If they underprice the offering, the price will go up a LOT during public trading on the first day, hence, high actual price for everyday investors and a big payout for the IBankers.
So what I'm saying is, if I can get in at a reasonable valuation, I'm in. If not, I might wait it out til the hype wears down a bit.
OK, I see what you mean now -- I assumed this was a typo.
I'm still not sure that I agree. I don't think that recent history has shown that the opening price (i.e. the first price at which the public can buy shares) is any higher if the ibankers significantly underprice the stock. In essence, all that should matter to you is that opening price. If it is too high, then you shouldn't buy.
If the stock is underpriced, then it is true that there will be less capital that goes into the business so the valuation you use to decide whether to make the investment would have to take that into account. Given the way that I'm guessing that Facebook will be valued, I have to think that any possible loss due to underpricing will be vanishingly small compared to the overall market cap of the company.
I can understand a philosophical reason not to invest if it is underpriced, but not a real economic one.
One other note -- if the IPO is underpriced, the payout goes not directly to the ibankers but rather to the people that get allocations. These are usually big customers like hedge funds or other people with an "in" with the ibankers (e.g. execs of other companies that might go public, although this stuff has slowed down). Obviously the expectation is that these people will benefit the bankers in the long run, but the payment is not direct.
'If they underprice the offering, the price will go up a LOT during public trading on the first day, hence, high actual price for everyday investors and a big payout for the IBankers."
False. Investment Bankers get paid a percentage of the offering price. If the price is lower, they make less money.
So when you refer to 'ibankers' as a group, you mean 'ibankers who steal from their employers'? Isn't this a distinction you ought to make?
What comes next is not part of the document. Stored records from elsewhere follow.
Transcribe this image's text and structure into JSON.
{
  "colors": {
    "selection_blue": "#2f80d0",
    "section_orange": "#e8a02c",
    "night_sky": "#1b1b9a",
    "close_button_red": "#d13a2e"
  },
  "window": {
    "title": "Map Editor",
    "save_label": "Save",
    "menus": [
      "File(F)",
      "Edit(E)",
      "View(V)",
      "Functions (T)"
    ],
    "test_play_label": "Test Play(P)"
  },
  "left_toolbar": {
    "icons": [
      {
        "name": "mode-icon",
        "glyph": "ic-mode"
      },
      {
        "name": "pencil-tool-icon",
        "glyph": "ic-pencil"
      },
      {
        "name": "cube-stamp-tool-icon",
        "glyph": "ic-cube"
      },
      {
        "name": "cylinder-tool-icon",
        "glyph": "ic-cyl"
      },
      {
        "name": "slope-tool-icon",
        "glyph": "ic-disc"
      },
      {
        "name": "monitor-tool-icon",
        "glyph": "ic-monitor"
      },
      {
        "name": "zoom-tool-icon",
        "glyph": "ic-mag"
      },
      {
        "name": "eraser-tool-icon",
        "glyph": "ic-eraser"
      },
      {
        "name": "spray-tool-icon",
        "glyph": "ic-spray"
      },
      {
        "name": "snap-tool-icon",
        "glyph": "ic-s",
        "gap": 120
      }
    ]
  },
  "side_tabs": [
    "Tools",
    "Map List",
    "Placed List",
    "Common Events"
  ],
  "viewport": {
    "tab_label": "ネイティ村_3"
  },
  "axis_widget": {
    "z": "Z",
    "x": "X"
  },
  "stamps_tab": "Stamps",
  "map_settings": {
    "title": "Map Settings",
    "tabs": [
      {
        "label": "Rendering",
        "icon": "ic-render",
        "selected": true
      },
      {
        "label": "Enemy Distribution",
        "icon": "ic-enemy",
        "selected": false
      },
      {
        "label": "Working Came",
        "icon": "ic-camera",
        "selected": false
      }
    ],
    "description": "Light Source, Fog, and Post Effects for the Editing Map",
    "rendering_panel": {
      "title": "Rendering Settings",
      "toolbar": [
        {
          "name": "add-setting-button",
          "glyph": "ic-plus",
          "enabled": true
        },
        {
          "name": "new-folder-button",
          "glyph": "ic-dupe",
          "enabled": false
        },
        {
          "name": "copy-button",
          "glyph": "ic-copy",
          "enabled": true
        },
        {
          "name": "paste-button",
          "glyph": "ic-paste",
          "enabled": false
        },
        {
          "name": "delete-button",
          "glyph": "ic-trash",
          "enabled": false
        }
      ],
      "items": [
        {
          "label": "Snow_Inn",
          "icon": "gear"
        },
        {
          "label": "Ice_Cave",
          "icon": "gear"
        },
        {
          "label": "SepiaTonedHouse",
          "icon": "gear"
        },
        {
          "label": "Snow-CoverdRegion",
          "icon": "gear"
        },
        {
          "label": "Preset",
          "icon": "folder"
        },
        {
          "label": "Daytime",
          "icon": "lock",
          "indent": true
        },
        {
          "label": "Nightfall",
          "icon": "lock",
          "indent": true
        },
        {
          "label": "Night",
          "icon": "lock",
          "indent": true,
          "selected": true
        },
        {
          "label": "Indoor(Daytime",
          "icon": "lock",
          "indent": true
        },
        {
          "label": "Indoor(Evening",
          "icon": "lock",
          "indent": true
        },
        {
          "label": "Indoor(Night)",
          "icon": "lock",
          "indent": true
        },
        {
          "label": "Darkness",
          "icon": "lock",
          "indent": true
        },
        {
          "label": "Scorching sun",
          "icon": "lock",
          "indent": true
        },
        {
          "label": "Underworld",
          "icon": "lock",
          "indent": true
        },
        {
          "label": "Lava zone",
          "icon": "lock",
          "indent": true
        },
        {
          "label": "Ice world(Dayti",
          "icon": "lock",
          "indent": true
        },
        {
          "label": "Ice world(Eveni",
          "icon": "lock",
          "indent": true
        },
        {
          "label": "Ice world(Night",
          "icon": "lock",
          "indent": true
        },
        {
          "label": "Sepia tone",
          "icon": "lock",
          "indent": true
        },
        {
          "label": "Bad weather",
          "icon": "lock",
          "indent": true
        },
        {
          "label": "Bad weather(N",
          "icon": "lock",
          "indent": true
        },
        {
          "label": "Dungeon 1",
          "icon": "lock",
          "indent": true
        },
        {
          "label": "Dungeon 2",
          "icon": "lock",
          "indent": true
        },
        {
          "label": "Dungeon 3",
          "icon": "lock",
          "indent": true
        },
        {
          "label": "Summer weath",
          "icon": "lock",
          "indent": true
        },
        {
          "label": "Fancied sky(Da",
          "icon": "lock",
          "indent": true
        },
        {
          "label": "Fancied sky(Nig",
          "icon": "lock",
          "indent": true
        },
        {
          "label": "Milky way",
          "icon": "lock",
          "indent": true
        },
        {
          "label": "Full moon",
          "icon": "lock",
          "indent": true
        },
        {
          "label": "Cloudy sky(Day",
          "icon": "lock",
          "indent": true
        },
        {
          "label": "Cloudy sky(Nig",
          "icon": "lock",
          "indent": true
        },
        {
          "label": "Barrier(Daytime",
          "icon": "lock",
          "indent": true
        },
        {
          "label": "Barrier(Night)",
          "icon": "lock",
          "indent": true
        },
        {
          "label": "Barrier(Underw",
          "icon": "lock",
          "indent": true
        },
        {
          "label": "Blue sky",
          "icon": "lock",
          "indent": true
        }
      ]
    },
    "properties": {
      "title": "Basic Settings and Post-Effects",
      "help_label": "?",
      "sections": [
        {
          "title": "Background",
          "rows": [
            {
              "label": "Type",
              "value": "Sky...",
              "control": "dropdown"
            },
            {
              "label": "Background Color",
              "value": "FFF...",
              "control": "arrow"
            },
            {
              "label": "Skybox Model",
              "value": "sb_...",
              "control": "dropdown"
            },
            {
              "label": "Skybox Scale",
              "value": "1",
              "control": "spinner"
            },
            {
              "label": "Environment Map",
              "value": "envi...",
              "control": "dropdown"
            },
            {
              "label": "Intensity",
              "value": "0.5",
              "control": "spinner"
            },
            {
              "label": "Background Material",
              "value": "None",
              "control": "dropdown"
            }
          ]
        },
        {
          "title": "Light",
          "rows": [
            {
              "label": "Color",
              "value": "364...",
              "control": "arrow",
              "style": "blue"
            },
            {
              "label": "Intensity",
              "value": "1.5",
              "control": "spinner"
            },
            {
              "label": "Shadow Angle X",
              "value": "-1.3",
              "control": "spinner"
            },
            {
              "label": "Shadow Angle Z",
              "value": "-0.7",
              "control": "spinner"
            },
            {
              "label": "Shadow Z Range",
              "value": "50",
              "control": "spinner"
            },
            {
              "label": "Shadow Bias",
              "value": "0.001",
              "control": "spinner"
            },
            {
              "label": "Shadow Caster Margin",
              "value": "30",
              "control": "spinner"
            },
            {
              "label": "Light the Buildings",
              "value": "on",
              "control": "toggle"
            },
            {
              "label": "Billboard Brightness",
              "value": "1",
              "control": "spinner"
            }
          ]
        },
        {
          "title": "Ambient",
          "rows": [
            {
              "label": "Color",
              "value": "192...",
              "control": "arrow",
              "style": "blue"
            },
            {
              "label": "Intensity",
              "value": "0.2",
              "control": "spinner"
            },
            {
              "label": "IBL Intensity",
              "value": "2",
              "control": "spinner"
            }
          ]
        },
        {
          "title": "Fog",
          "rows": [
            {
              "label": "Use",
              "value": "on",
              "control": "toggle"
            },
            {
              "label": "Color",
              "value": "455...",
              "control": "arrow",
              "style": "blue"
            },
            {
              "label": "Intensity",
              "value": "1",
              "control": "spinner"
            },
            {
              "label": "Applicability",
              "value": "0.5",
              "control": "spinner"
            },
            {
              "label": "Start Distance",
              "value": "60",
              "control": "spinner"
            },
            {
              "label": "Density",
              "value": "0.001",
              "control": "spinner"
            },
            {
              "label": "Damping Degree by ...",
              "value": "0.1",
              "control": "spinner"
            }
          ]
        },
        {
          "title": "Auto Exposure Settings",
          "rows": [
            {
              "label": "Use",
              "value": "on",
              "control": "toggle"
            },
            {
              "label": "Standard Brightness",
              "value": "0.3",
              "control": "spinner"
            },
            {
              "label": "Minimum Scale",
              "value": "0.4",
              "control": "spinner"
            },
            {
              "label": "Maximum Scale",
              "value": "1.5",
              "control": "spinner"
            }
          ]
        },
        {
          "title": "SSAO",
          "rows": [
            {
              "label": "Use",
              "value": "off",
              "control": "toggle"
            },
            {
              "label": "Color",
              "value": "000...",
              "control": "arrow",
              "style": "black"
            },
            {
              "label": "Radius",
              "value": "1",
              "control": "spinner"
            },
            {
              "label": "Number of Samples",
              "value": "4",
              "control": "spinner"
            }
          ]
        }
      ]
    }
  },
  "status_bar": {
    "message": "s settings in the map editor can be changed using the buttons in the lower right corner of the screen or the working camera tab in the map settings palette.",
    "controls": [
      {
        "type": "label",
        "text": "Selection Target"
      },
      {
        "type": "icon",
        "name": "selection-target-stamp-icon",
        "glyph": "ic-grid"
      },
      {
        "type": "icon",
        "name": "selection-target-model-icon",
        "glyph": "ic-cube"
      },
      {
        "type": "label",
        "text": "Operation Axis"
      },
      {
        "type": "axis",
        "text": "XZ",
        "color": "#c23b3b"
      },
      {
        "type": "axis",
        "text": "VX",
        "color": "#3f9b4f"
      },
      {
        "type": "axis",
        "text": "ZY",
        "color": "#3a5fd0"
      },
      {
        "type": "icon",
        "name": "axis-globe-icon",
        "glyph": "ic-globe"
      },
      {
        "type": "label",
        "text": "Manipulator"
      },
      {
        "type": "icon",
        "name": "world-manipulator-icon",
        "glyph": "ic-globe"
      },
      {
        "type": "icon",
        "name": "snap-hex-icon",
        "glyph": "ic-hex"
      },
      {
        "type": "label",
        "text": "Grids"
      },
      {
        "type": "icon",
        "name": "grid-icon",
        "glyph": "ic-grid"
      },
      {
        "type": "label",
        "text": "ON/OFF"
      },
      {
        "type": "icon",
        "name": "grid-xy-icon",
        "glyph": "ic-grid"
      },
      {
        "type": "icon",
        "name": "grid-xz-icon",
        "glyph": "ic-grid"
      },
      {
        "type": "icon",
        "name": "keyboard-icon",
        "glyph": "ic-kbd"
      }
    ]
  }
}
And doesn't your previous statement make sense if you were merely uninformed?
I might be uninformed here, but don't the underwriters of public share offerings often also hold on to blocks of shares after the offering (completely legally)?
They only do that if they can't sell the stock. The point of underwriting is to sell all of the shares as quickly as possible. If your argument is true, it's not just a reason to avoid cheap stocks -- it also obligates you to avoid deals of any sort, since exactly the same inefficiencies exist.
I see. So an underpriced offering actually avoids the underwriters holding the stock- since there is obviously demand. I was under the impression that during the dot-com boom, a lot of the underwriter banking organizations were buying their own underwritten shares at IPO prices and benefiting from the early upswings (basically, arbitraging the lower offer prices).
They certainly do distribute it to favored clients if it's a hot IPO, but they have to balance the needs of clients and issuers: from what I've heard, that meant that you could only get in on a good IPO if you also bought into some less exciting ones. It's not like an investment bank can consistently screw one kind of customer without driving that kind of customer to another bank.
Unless they're really generating tons of revenue, going public might be a rough road.
Sure the founders and investors get to cash out, but Wall Street checks in every three months, and can be unforgiving if you fail to meet expectations.
Remember that the Google guys didn't want to go public.